Disclaimer: I work at Intel on PMDK (pmem.io)

It is the game changer that you wish for, since the marshaling logic that you mention is gone. Persistent Memory can be accessed directly through memory mapped file, bypassing the traditional read()/write() I/O paths. Recent file systems have also been modified to a) skip the page cache layer and b) forgo the msync() call that would be otherwise required to synchronize the modified pages. This is what's called DAX (Direct Access [0]). In the place of msync() you can now just use CPU cache flush instructions. These two file system changes entirely eliminate kernel code from the I/O path (apart from the initial page faults).

Persistent Memory Development Kit contains libpmemobj [1], which is almost exactly what you are imagining ;) It's a persistent heap, with transactions for durability. It's not as nice (yet) as your code snippet, but here's C++ example [2] of a persistent queue push:

  obj::transaction::exec_tx(pool, [this, &value] {
    auto n = obj::make_persistent<Node>(value, nullptr);

    if (head == nullptr) {
      head = tail = n;
    } else {
      tail->next = n;
      tail = n;
    }
  });

`make_persistent` is, akin to `make_unique`, a memory allocation of a "Node" class. Once allocated, we can just assign the newly allocated object to a different persistent variable. No kernel code executing, no serialization ;)

[0]- https://www.kernel.org/doc/Documentation/filesystems/dax.txt

[1] - https://github.com/pmem/pmdk

[2] - https://github.com/pmem/pmdk/blob/master/src/examples/libpme...

[twic]

If your data contains pointers, then for it to be round-tripped through persistence correctly, i would imagine you'd need to map it at the same virtual memory address every time. Which isn't possible. Have i got that wrong?

[pbalcer]

That's an excellent observation. You are indeed correct that pointers in memory mapped files are quite tricky to get right. When you think about shared memory in general, this isn't a new problem [0], and the solution is almost exactly the same [1]. Instead of dealing with raw pointers, the library provides an encapsulated fat pointer which contains an offset from the beginning of the mapping. And when the file is opened, we simply register the new virtual address, and calculate the real address when needed.

[0] - https://www.boost.org/doc/libs/1_63_0/doc/html/interprocess/...

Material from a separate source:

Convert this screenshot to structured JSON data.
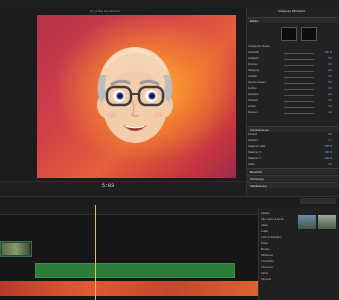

[1] - http://pmem.io/pmdk/cpp_obj/master/cpp_html/classpmem_1_1obj...

[wmf]

When you mmap() a file you can specify the virtual address so it will be the same every time.

[pbalcer]

Yes, but to accomplish that you would have to use the MAP_FIXED flag, which is quite dangerous because it can replace previous mappings. That can lead to problems with dynamic memory allocation since almost all malloc() implementations use anonymous mmap.

[repolfx]

Yes but this is a trivial problem to fix on 64 bit machines. There's so much address space the kernel can just be told to never pick certain address ranges for unfixed mmaps, leaving the rest of the address space free for persistent heaps.

The actual hard part of persistent heaps isn't the persistence part. It's transactionality and upgrade management.

[arghwhat]

It is of course important to point out that this is akin to casting a struct to a void pointer and writing it to a file (it's just faster), which works extremely well but requires the data structures to have a stable memory representation. If one changes the structs in any way, old persistent data will look like garbage. One should therefore still have an extremely well-defined and versioned system for managing persistent data, rather than just arbitrarily allocating objects on the persistent heap.

It's still neat, though.

[pbalcer]

Yup. In this aspect libpmemobj could be compared to how Cap'N Proto [0] works. And of course, this has some trade-offs that users need to be aware of.

[0] - https://capnproto.org/index.html